With the advent of metallic instrumentation, surgical fusion rates
using the traditional approach began to improve. Bracing is less likely needed.
Recovery from the procedures is faster and less painful with less risk of
complications. In some cases, it is still true that patients can expect to be
off work for up to six months from the time of their surgery. Now there is
another option – minimally invasive spinal fusion surgery.
Minimally Invasive Fusion Surgery
There are many techniques of minimally invasive spinal fusion. The technique I
use is unique in that many patients can be discharged from the hospital the
same day as their surgery. Only four incisions are made for placement of the
screws and rods. Through the same small incisions, the bone work is performed
to prepare the body to fuse the bones together.
The most common diagnoses for which this type of surgery can be
utilized are degenerative disc disease, lumbar (facet) arthritis and Grade 1
spondylolisthesis (slipped vertebrae). The surgery is limited to a maximum of
two levels (any lumbar level, for example, L4/L5 and L5/S1). The surgery is
performed through the back; however, anterior (front) or interbody fusion can
all be performed through the same incisions.
Performing the Surgery
Although to the patient it may seem complicated, minimally invasive
surgery is a step-by-step procedure. Initially, fusion of the small joints
(facet) is usually performed from the right hand side of the spine. The spinal
instrumentation system uses four very small incisions which limits the amount
of trauma to the surrounding tissue. This instrumentation used is passed
through the skin. The next step is to remove the left facet joint. This bone
removal allows the surgeon access to the disc between two vertebrae. The disc
is removed, which removes the source of pain as well as it indirectly opens the
area where the nerve passes through the spine. A spacer, a “cage”, is placed
between the two bones along with bone for the fusion. Spinal instrumentation is
then placed on the right hand side of the spine. After the procedure, a numbing
medication is injected in the incisional areas to help with postoperative pain
control. The patient awakens from the surgery in the recovery room. A physical
therapist evaluates the patient after surgery to ensure that he/she is safe to
go home with a walker or other assistive walking device. When the patient is
medically stable, the patient is discharged with prescriptions for pain and
possible muscle spasms.
Recovery
Patients are placed into a rigorous therapy program following
surgery for 12 weeks. During the first week, walking is encouraged.
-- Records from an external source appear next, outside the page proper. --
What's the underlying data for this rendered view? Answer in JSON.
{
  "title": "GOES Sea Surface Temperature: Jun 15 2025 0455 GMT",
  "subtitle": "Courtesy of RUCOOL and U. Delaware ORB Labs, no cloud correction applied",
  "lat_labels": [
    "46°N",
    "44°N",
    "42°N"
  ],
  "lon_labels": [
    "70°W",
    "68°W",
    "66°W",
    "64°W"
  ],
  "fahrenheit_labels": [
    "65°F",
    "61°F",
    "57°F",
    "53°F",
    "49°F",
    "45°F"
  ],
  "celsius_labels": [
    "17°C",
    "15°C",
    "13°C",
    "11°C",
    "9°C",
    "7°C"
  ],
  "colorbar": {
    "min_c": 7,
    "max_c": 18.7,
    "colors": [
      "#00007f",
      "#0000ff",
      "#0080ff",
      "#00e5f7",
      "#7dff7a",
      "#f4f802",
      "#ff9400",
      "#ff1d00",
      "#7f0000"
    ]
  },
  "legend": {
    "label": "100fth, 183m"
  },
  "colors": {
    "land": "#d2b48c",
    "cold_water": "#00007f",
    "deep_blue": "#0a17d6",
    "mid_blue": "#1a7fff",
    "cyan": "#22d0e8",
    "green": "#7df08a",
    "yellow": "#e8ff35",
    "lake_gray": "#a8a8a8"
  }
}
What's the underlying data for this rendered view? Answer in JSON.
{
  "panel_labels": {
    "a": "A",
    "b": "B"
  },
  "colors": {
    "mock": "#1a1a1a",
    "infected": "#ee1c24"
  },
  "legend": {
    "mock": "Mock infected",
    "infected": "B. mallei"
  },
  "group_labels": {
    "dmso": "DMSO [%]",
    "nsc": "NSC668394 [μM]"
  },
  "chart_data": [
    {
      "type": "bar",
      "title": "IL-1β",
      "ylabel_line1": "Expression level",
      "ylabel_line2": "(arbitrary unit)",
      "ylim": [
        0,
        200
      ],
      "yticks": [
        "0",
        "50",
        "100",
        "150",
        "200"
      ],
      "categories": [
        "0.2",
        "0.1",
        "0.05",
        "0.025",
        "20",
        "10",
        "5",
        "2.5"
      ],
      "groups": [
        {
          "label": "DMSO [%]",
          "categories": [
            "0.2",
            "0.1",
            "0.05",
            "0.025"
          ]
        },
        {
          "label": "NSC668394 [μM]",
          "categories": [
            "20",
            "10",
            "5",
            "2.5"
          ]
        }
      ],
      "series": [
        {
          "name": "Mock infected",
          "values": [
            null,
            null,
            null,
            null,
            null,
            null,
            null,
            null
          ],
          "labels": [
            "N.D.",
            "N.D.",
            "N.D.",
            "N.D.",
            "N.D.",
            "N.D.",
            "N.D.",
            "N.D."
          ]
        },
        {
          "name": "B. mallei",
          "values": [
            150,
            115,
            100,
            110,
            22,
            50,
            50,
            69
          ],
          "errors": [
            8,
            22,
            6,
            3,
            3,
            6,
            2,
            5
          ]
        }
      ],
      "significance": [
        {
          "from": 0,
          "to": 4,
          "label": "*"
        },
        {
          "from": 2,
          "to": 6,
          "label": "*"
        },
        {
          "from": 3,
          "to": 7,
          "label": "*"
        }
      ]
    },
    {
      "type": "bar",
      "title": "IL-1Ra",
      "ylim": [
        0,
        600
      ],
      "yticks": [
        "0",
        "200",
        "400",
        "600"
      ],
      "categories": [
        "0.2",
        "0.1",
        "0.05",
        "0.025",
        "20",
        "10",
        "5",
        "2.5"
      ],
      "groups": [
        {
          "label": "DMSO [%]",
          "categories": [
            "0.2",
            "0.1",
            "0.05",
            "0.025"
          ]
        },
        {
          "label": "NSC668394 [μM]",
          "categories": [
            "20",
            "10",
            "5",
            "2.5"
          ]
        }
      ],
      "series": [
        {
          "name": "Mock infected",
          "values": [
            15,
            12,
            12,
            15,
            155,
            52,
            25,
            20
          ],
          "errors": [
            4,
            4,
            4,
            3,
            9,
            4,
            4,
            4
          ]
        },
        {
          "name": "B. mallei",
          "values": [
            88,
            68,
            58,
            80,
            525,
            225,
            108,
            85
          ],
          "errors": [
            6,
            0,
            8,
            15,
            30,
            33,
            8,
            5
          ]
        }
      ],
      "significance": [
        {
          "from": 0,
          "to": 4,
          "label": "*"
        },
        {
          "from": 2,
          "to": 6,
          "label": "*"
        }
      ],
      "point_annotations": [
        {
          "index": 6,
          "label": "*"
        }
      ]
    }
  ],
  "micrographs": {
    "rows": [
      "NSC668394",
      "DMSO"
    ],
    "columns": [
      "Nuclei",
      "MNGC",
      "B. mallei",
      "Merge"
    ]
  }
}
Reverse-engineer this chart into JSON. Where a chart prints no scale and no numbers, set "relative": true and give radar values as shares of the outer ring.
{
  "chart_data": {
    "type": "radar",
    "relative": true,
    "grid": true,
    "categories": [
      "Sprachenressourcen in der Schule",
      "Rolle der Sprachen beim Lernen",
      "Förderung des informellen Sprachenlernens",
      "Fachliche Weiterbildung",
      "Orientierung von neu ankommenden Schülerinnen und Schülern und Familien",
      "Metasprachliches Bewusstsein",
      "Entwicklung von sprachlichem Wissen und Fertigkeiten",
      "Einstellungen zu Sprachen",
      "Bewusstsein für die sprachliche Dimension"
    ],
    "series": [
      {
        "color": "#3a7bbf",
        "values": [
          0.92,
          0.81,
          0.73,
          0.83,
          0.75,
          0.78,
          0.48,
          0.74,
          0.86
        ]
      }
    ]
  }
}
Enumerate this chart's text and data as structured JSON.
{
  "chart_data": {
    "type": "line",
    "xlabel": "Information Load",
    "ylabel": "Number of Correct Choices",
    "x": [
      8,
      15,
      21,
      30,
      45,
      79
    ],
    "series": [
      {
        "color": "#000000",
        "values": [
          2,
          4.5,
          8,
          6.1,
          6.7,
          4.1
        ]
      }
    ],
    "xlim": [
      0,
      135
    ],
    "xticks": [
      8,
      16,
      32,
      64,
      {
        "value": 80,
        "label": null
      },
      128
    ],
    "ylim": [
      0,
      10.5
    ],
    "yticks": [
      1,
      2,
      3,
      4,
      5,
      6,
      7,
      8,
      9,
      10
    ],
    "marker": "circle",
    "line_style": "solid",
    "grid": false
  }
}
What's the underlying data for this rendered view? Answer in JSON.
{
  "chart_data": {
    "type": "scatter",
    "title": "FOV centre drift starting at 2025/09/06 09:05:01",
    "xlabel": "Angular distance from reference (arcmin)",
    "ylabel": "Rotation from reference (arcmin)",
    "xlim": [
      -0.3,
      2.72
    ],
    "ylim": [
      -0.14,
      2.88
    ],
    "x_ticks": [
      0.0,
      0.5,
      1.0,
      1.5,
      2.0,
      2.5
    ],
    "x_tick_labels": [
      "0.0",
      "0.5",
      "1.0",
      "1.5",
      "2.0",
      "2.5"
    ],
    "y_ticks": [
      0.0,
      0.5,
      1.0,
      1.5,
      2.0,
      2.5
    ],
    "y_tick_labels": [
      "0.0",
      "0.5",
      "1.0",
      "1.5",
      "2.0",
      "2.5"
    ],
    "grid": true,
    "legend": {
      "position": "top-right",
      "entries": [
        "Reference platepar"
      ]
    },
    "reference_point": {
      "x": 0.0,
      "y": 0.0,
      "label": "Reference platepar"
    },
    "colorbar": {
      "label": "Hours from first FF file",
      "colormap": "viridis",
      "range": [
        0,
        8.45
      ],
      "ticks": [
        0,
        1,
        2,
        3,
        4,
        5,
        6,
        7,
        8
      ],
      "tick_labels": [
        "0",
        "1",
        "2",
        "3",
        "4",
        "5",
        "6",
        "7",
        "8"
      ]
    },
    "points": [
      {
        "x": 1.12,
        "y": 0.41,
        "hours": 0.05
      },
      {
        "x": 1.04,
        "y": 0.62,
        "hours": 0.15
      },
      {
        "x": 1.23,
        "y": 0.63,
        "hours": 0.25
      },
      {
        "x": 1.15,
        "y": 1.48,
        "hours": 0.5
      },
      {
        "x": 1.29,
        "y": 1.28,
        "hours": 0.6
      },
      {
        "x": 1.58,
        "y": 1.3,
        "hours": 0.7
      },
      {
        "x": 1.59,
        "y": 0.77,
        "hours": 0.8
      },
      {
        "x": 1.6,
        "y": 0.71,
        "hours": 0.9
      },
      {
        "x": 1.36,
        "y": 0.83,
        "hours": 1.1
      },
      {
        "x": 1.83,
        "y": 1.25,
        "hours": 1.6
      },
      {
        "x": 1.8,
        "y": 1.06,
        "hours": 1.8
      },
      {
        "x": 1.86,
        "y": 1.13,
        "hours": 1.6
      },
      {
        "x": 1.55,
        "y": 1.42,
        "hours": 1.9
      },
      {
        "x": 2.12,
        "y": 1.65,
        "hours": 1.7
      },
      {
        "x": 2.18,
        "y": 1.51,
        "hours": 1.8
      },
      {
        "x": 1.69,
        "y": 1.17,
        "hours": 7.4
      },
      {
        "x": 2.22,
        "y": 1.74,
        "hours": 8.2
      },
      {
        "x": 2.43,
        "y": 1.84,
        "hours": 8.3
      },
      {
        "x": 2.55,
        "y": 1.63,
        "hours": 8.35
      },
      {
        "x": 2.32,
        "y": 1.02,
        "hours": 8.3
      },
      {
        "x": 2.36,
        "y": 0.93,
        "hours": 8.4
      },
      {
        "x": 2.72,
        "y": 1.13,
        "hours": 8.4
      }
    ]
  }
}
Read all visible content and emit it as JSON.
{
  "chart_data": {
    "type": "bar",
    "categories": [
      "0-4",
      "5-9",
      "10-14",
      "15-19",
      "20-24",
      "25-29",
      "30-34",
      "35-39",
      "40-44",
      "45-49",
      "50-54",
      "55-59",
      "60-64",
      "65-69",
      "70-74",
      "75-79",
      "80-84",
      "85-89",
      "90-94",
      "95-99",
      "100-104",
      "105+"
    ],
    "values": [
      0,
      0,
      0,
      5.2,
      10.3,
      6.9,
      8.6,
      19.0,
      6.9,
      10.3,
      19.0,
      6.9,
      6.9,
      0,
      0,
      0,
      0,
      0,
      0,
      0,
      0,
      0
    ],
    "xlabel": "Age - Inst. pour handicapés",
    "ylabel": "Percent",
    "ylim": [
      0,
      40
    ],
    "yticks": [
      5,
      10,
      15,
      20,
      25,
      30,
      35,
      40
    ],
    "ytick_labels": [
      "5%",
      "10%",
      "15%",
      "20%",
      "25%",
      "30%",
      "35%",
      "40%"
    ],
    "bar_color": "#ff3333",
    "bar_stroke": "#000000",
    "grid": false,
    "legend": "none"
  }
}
Other
exercises include stationary strengthening sets for lower extremity muscles.
Aquatic therapy begins at the 2-4 week interval and continues throughout the
program. Free weight training is introduced during the last month of therapy.
We recommend continuing with aerobic conditioning and some form of resistive
training for life to provide the best back health for years to come.
Prognosis
Most patients recover very quickly from minimally invasive fusion
surgery compared to conventional spinal fusion surgery. Many patients can
resume at least part-time work within 3-4 weeks from surgery. Some can return
to full-time work within 6 weeks. Nearly all patients return to their previous
level of activity by 12 weeks after surgery. At 12 weeks, there are no
limitations on activity levels.
Patients who undergo a single level lumbar spinal fusion have an
80-90% chance of some pain relief once fusion is completely healed. About 90%
of fusion surgeries heal as predicted. For patients who undergo a two-level
fusion, the results are slightly less: 75-80% patients have improvements in
their pain. Although most patients want to know how much pain will be relieved
with surgical intervention, this is difficult to accurately predict; however,
between 30-80% of their back pain will be relieved. Some patients even have
complete relief of their pain, although this is not the norm.